What Went Wrong with Google’s Bard and Are ChatBots Overhyped?
Google’s announcement of revealing a competitor to ChatGPT suffered an expensively embarrassing blunder when it was revealed that during its promotional material, it was shown that the chatbot was responding incorrectly to a question.
A response in a video demo of the application, Bard, incorrectly suggested that Nasa’s James Webb space telescope was used to take the first images of a planet outside the Earth’s solar system or exoplanets.
Investors slashed the value of Alphabet, the parent firm of Google, by more than $100 billion (£82 billion). Google stated that the blunder, which was first reported by Reuters, highlighted the need of testing new systems. Bard has been released to a team of specialized testers but has not yet been made available to the general public.
What are Bard and ChatGPT?
Bard is built on a large language AI model, which is a type of neural network that simulates the underlying architecture of the brain in computing form. It is fed massive volumes of text from the internet to educate it on how to respond to text-based stimuli. This, however, may result in the chatbot replicating errors from the knowledge it receives.
Google Bard, an AI-powered chatbot that, like ChatGPT, can react to various inquiries conversationally. Google claims that Bard leverages web information to provide new, high-quality responses. Google’s chatbot is powered by LaMDA, a language model built on Transformer, a neural network architecture.
Surprisingly, ChatGPT is built on the GPT-3 language model, which is built on Transformer as well.
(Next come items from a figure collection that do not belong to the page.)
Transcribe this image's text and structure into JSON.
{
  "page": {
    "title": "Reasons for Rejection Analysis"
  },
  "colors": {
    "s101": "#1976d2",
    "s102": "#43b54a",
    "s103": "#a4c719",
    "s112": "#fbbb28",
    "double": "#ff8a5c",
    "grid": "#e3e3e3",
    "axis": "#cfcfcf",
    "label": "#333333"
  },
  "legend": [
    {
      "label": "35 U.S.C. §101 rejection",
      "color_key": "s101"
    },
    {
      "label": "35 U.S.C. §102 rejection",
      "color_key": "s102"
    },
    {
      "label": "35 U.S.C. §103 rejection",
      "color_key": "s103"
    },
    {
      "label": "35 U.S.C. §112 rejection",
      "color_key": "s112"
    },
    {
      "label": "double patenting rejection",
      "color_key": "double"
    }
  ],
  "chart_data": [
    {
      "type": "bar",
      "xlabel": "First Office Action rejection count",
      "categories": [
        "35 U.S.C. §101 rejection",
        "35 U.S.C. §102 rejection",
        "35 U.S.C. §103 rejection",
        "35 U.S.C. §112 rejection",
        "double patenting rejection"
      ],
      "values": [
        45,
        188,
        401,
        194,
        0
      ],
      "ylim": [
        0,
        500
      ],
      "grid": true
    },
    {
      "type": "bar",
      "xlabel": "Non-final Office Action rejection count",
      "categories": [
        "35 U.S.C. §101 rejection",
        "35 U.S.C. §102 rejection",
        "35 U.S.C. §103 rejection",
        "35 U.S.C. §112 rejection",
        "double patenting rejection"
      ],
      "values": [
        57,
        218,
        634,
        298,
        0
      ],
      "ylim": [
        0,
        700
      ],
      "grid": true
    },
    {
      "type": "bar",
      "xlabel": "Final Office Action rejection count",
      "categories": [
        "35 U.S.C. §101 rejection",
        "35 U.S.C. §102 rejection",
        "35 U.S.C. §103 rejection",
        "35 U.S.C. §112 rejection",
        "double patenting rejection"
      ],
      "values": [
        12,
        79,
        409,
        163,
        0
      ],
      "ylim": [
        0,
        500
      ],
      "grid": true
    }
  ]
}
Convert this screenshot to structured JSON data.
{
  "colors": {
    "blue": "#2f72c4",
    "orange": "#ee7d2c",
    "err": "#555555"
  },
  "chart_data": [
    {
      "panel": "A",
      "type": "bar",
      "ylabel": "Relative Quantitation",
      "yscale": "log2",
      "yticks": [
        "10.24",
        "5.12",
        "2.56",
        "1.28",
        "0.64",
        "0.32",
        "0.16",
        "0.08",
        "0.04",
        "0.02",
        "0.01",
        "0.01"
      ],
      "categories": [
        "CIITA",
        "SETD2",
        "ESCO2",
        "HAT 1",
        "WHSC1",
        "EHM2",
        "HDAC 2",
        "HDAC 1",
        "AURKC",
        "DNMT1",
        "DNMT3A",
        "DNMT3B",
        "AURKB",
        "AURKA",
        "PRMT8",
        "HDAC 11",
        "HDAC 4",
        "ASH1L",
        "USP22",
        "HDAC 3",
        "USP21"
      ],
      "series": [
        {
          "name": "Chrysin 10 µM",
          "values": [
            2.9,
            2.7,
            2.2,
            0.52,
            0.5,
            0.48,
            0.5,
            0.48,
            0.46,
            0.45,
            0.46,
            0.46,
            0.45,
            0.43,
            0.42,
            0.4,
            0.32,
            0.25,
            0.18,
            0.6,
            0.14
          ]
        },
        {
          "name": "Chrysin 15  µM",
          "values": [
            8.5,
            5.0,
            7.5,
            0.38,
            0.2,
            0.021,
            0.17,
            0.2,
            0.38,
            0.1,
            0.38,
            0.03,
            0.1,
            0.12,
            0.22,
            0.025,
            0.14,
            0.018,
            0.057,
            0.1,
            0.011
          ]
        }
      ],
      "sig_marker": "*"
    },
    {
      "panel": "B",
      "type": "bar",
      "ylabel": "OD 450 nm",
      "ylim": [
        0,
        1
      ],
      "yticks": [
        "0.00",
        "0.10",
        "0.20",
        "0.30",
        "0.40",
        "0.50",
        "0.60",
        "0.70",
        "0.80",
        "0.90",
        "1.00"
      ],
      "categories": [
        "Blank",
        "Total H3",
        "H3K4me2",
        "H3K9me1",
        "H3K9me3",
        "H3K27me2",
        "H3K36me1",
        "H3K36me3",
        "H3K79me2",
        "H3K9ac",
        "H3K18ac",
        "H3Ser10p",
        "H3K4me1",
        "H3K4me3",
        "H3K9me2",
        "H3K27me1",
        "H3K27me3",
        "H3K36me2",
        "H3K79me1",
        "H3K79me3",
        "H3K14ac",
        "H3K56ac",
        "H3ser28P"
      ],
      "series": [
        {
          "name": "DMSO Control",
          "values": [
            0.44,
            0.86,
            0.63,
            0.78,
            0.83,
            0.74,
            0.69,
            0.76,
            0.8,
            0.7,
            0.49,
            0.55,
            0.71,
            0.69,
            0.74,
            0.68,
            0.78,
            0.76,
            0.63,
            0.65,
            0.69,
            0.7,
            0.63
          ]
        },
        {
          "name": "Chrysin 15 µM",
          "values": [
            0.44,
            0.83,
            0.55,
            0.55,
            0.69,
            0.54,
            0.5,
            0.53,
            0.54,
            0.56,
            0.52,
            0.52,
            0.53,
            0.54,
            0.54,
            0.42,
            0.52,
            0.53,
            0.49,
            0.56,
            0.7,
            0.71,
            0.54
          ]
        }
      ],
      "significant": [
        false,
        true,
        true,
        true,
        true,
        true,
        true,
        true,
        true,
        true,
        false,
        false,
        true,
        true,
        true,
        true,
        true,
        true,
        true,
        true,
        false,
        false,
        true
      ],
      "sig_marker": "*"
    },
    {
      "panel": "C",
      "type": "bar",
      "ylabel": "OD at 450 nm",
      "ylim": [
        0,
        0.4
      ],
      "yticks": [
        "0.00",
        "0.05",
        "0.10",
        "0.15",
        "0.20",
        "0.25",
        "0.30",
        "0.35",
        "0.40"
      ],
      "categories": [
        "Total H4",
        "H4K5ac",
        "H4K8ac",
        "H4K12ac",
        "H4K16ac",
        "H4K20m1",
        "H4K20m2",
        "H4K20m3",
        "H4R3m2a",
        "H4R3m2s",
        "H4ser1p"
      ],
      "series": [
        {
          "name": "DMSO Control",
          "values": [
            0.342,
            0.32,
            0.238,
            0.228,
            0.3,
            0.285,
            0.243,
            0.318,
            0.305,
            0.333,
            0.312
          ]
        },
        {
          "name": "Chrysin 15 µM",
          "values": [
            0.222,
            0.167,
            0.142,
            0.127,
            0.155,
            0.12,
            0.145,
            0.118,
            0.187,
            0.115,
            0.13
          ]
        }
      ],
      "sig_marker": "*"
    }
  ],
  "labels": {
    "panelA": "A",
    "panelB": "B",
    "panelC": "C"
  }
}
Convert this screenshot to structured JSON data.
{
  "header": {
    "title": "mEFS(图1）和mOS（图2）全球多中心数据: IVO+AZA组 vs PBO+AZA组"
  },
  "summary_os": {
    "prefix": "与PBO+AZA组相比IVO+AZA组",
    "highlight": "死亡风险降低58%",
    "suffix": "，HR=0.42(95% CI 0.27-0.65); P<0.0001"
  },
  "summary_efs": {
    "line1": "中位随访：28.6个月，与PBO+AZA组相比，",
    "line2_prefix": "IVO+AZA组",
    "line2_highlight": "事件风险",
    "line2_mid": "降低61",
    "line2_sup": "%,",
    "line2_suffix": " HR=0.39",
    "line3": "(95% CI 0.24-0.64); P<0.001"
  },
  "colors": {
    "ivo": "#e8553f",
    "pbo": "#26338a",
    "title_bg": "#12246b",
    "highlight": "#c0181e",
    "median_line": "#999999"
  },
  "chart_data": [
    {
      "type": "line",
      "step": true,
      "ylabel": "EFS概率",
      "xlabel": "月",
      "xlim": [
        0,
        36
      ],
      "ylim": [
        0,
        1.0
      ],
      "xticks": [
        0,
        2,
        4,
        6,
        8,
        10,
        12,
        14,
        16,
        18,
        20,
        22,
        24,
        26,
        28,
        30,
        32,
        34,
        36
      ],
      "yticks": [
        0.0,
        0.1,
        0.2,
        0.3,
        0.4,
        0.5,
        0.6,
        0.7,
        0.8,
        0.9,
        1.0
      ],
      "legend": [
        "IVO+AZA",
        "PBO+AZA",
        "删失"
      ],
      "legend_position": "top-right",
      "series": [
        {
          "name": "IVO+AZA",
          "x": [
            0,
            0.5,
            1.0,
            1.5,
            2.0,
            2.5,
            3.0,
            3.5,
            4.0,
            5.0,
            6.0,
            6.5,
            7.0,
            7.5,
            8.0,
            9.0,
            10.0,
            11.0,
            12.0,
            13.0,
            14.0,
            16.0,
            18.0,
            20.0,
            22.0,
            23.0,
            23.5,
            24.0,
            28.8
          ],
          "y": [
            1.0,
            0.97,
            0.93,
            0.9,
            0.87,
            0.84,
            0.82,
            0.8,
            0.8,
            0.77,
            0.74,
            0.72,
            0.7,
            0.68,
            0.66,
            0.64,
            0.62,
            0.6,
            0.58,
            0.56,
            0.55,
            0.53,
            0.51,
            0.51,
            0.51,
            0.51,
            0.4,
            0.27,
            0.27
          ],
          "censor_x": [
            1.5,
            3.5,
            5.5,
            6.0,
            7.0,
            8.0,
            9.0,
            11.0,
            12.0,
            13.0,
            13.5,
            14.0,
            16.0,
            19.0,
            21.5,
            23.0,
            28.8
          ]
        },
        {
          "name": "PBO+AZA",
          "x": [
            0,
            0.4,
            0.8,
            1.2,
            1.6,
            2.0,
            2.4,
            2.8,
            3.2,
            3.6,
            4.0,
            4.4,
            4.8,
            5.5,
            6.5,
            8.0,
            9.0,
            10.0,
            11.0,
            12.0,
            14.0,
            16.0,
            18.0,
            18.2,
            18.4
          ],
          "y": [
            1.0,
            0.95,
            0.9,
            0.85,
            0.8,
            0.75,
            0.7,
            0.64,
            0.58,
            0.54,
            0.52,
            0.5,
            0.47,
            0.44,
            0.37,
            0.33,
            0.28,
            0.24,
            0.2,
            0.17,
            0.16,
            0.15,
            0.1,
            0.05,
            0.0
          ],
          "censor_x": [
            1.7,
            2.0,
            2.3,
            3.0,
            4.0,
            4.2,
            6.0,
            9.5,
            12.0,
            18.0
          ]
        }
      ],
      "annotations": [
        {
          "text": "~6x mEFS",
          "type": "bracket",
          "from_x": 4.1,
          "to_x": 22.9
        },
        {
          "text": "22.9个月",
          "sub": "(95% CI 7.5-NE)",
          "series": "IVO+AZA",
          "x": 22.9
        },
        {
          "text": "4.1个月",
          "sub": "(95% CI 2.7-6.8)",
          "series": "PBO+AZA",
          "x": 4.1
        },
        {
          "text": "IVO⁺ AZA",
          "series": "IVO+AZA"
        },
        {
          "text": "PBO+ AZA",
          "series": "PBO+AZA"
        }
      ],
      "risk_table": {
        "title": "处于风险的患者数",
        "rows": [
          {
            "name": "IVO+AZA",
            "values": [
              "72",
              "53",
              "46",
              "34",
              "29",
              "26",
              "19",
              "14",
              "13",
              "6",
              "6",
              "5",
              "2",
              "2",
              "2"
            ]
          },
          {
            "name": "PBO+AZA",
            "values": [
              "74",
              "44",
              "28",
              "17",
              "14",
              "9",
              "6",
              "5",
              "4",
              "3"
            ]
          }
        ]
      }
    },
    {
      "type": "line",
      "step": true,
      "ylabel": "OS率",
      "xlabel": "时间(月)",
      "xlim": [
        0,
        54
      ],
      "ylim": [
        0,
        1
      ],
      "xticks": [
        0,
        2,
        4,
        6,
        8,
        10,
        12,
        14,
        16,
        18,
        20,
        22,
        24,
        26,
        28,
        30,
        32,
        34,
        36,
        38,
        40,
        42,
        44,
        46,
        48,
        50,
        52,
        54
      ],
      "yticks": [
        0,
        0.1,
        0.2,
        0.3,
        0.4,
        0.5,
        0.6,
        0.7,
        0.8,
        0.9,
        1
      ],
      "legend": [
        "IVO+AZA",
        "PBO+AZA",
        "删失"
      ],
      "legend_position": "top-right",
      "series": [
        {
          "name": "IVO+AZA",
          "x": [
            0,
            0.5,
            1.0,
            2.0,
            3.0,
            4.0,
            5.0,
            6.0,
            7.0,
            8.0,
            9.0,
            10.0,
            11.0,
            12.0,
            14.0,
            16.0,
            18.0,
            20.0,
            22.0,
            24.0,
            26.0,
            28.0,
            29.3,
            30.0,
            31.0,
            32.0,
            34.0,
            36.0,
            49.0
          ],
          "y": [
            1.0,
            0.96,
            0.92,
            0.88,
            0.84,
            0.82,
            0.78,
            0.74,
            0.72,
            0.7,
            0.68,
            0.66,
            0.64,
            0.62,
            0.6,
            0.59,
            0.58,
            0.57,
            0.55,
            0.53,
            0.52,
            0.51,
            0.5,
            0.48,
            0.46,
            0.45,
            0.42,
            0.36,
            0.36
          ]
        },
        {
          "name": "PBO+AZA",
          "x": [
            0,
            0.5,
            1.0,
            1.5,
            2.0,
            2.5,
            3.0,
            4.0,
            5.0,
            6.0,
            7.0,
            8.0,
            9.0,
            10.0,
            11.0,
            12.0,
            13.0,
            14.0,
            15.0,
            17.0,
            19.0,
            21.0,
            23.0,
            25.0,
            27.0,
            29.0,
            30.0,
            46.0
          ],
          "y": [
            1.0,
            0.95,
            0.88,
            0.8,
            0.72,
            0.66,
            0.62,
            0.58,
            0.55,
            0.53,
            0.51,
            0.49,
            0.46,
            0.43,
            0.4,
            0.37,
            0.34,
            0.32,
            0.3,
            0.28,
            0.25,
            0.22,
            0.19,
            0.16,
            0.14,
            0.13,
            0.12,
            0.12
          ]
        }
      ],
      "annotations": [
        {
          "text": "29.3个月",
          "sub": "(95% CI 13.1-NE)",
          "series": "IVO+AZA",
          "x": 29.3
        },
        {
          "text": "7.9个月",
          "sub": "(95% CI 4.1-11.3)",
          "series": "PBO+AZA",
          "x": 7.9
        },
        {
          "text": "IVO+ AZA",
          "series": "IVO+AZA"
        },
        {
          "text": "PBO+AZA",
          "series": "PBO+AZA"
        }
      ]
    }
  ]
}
Google Research built and released Transformer in 2017.
Where did Bard go wrong?
According to experts, these datasets may contain inaccuracies that the chatbot repeats, as seems to be the case with the Bard demonstration.
The large language model is fed a dataset containing billions of words and constructs a model of the sentences and paragraphs that would ordinarily follow the previous portion of text based on statistical probability.
The networks have no idea what ‘true’ or ‘false’ means. They merely create the most plausible text possible in response to the queries or instructions they are provided. As a result, substantial language models frequently get things incorrect.
Google, once a forerunner in all things AI, has just been overtaken by OpenAI.
Given the growing popularity of ChatGPT, which debuted in November, Google declared the development of its chatbot a “code red” project. The fact that Satya Nadella’s company invested billions more in OpenAI last year only added to the strain on Sundar Pichai’s staff.
Alphabet shares fell as much as 9% during Wednesday’s trading session but recovered slightly to close 7.68% lower. Alphabet’s stock, which fell 40% in value last year, has risen 15% since the beginning of 2023.
Conclusion: Are AI-powered chatbots overhyped?
The advent of artificial intelligence (AI) chatbots has brought about a revolutionary change in the way businesses interact with customers. AI chatbots are computer programs that use natural language processing, machine learning, and artificial intelligence to simulate a conversation with humans. They can be used for customer service, sales, marketing, and many other business activities.
But is the hype around AI chatbots warranted? Many experts believe that AI chatbots are overhyped. They argue that technology is still in its infancy and not ready to replace human interaction. They point out that AI chatbots can’t understand the nuances of human language and therefore, can’t respond to customer questions in a satisfactory manner.
To validate the above-mentioned and the realization that we are most likely in the first generation of AI chatbots, it’s imperative to understand that they are more or less programmed to respond to specific questions. What I mean by the program is that students are taught generic vocabulary, entities, metaphors, synonyms, and so on.
To grasp the context, the chatbot employs a predefined set of flows. Additional training is required for domain-specific use cases, and one needs to be trained on relevant domain terminology as well as the relationship between the words.
That AI chatbots are still in the initial stages of development and have a long path ahead before they can guarantee a complete replacement of humans.